Beef prices traditionally rise in the last three months of each year as a result of how many farmers manage their business. As the rain starts falling, and the grass starts growing and turning green, it makes sense for a farmer with underweight cattle to hang onto them for a couple of months and fatten them for free on natural grass, so supply falls.

What is slaughtered at the start of the rainy season are cattle that have been getting expensive supplementary feed, so they tend to be a bit pricey. It balances out in the end though. Other farmer-supplied products, like vegetables, also hit their price peaks about now.

They have been grown under irrigation and so are also pricier to produce and a little bit scarce. As the rain-fed produce moves into market stalls, prices adjust downwards. Last year’s drought just made the pressure on beef and vegetable prices worse.

But, while almost everyone in business has been battling to keep prices constant or near constant, relying on rising volumes to build profit and reduce the share of fixed costs assigned to each unit, a couple have decided on a riskier course.

One major maker of cordials, for example, suddenly last week jumped their prices more than 25 percent, with no announcement, no explanation. They just gave a new wholesale price to their retailers and some have gone as far as wondering if the price jump had anything to do with the final phase of schools re-opening, since the products are very popular with schoolchildren.

However, that company faces risks. Other producers of similar products have kept prices stable, and so presumably if you look at shopping trolleys outside the far north-eastern suburbs are picking up market share.
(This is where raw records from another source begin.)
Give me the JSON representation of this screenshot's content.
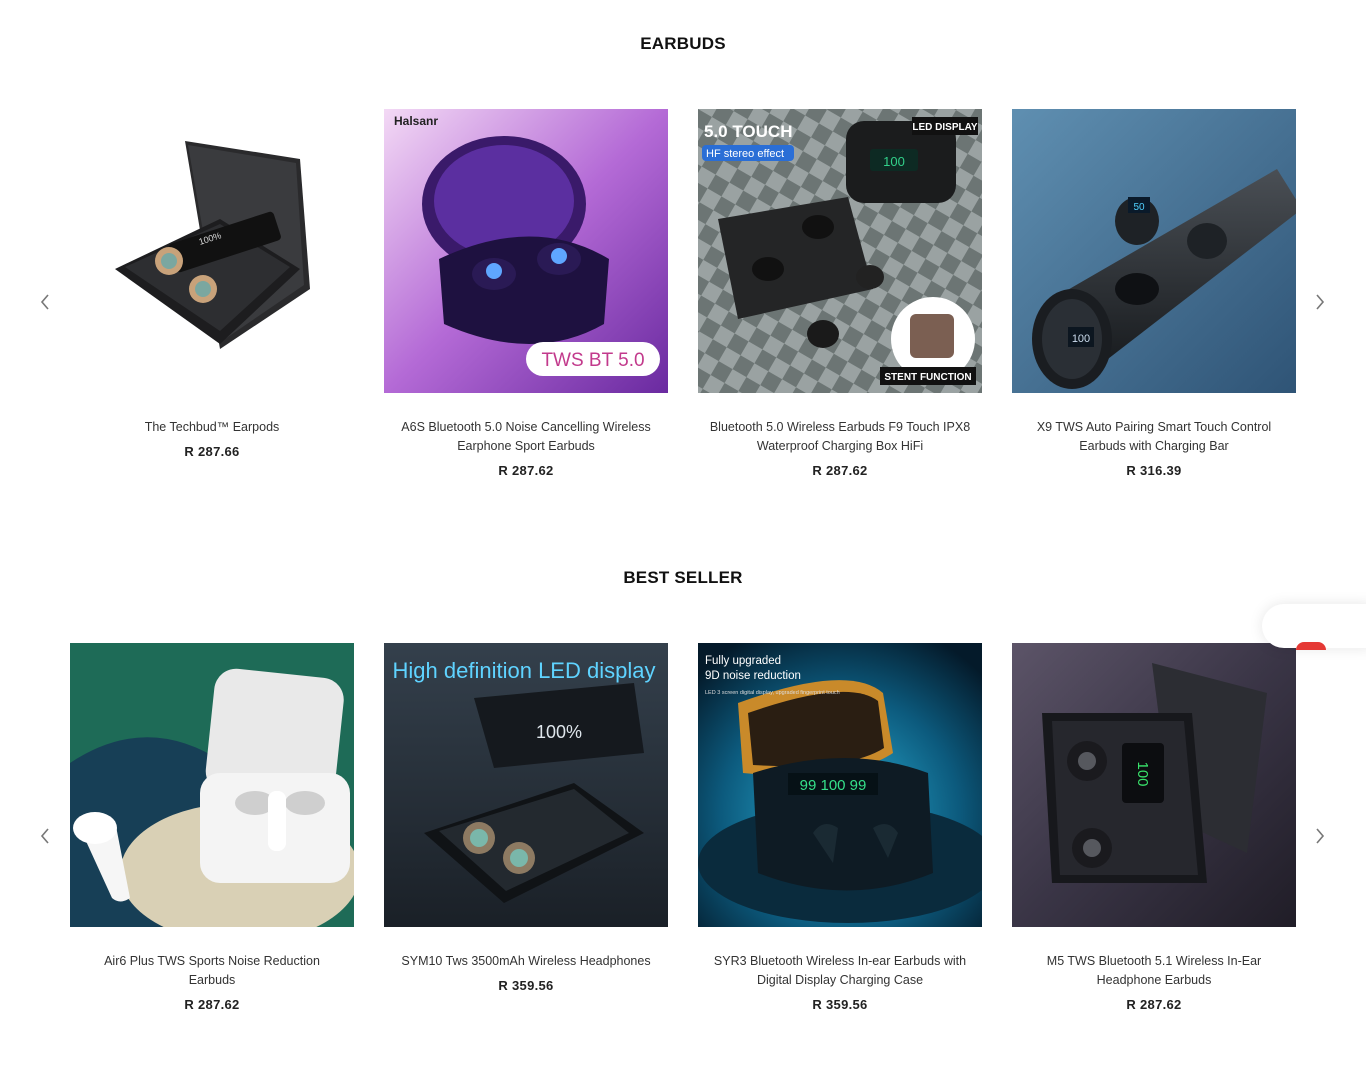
{
  "sections": [
    {
      "title": "EARBUDS",
      "products": [
        {
          "name": "The Techbud™ Earpods",
          "price": "R 287.66"
        },
        {
          "name": "A6S Bluetooth 5.0 Noise Cancelling Wireless Earphone Sport Earbuds",
          "price": "R 287.62",
          "image_text": {
            "brand": "Halsanr",
            "badge": "TWS BT 5.0"
          }
        },
        {
          "name": "Bluetooth 5.0 Wireless Earbuds F9 Touch IPX8 Waterproof Charging Box HiFi",
          "price": "R 287.62",
          "image_text": {
            "headline": "5.0 TOUCH",
            "sub": "HF stereo effect",
            "corner": "LED DISPLAY",
            "footer": "STENT FUNCTION"
          }
        },
        {
          "name": "X9 TWS Auto Pairing Smart Touch Control Earbuds with Charging Bar",
          "price": "R 316.39"
        }
      ]
    },
    {
      "title": "BEST SELLER",
      "products": [
        {
          "name": "Air6 Plus TWS Sports Noise Reduction Earbuds",
          "price": "R 287.62"
        },
        {
          "name": "SYM10 Tws 3500mAh Wireless Headphones",
          "price": "R 359.56",
          "image_text": {
            "headline": "High definition LED display"
          }
        },
        {
          "name": "SYR3 Bluetooth Wireless In-ear Earbuds with Digital Display Charging Case",
          "price": "R 359.56",
          "image_text": {
            "line1": "Fully upgraded",
            "line2": "9D noise reduction",
            "fine": "LED 3 screen digital display, upgraded fingerprint touch"
          }
        },
        {
          "name": "M5 TWS Bluetooth 5.1 Wireless In-Ear Headphone Earbuds",
          "price": "R 287.62"
        }
      ]
    }
  ],
  "icons": {
    "prev": "chevron-left-icon",
    "next": "chevron-right-icon"
  },
  "colors": {
    "accent": "#e53935",
    "text": "#222222"
  }
}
And one producer, who entered the market with a single product retailing for almost half the old price of the affected brand, has obviously found it hard to keep up with demand. Shelves tend to empty fast as a new delivery is made.

As our economy grows, and as we make it ever easier to start a business or expand a business into new areas of production, competition will increase. The hard times this year have seen an acceleration in the move away from brand loyalty towards wallet loyalty.

Consumers will at least try the cheaper brand and if the quality is acceptable will continue with it.

Some local producers of products that used to be imported have learned this lesson, having entered the market with a product slightly more expensive than the cheapest import, and then had to cut prices to grab at least some market share.

Captive consumers are becoming a rare species and market forces will win out. And treating customers as dummies is going to be bad news.